Computing Largest Subsets of Points Whose Convex Hulls have Bounded Area and Diameter

TL;DR

This paper introduces an algorithm to find the largest subset of points enclosed in a convex region with bounded area and diameter, with applications demonstrated in cancer detection.

Contribution

The paper presents a novel algorithm for computing maximum point subsets within convex regions constrained by area and diameter, with improved complexity analysis.

Findings

The new algorithm runs in $O(n^6k)$ time, slower than the $O(n^3k)$ of the diameter-only algorithm.

Experimental results compare the new method with existing algorithms on synthetic and real data.

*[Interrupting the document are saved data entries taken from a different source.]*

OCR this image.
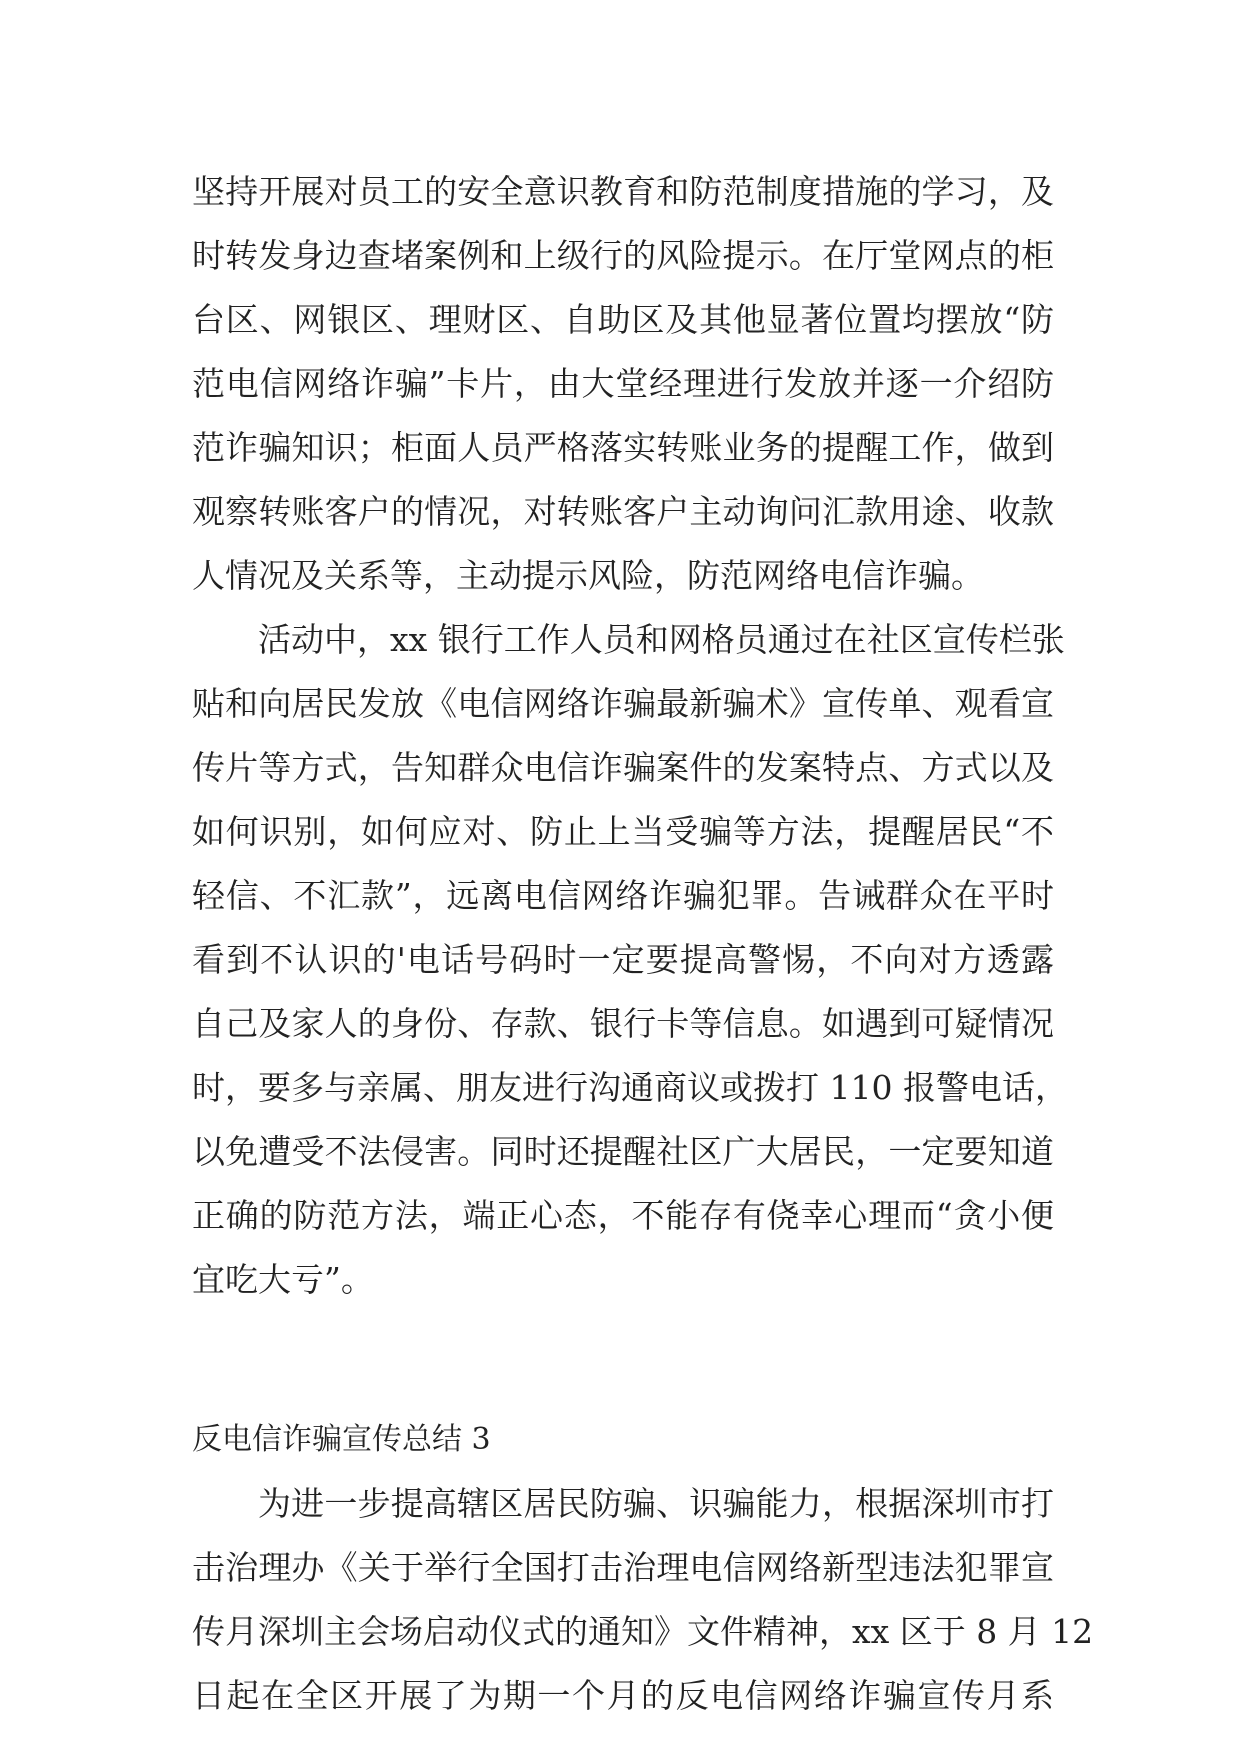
坚持开展对员工的安全意识教育和防范制度措施的学习，及
时转发身边查堵案例和上级行的风险提示。在厅堂网点的柜
台区、网银区、理财区、自助区及其他显著位置均摆放“防
范电信网络诈骗”卡片，由大堂经理进行发放并逐一介绍防
范诈骗知识；柜面人员严格落实转账业务的提醒工作，做到
观察转账客户的情况，对转账客户主动询问汇款用途、收款
人情况及关系等，主动提示风险，防范网络电信诈骗。
活动中，xx 银行工作人员和网格员通过在社区宣传栏张
贴和向居民发放《电信网络诈骗最新骗术》宣传单、观看宣
传片等方式，告知群众电信诈骗案件的发案特点、方式以及
如何识别，如何应对、防止上当受骗等方法，提醒居民“不
轻信、不汇款”，远离电信网络诈骗犯罪。告诫群众在平时
看到不认识的'电话号码时一定要提高警惕，不向对方透露
自己及家人的身份、存款、银行卡等信息。如遇到可疑情况
时，要多与亲属、朋友进行沟通商议或拨打 110 报警电话，
以免遭受不法侵害。同时还提醒社区广大居民，一定要知道
正确的防范方法，端正心态，不能存有侥幸心理而“贪小便
宜吃大亏”。
反电信诈骗宣传总结 3
为进一步提高辖区居民防骗、识骗能力，根据深圳市打
击治理办《关于举行全国打击治理电信网络新型违法犯罪宣
传月深圳主会场启动仪式的通知》文件精神，xx 区于 8 月 12
日起在全区开展了为期一个月的反电信网络诈骗宣传月系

Application in cancer detection demonstrates practical relevance of the approach.

Abstract

We study the problem of computing a convex region with bounded area and diameter that contains the maximum number of points from a given point set $P$. We show that this problem can be solved in $O(n^6k)$ time and $O(n^3k)$ space, where $n$ is the size of $P$ and $k$ is the maximum number of points in the found region. We experimentally compare this new algorithm with an existing algorithm that does the same but without the diameter constraint, which runs in $O(n^3k)$ time. For the new algorithm, we use different diameters. We use both synthetic data and data from an application in cancer detection, which motivated our research.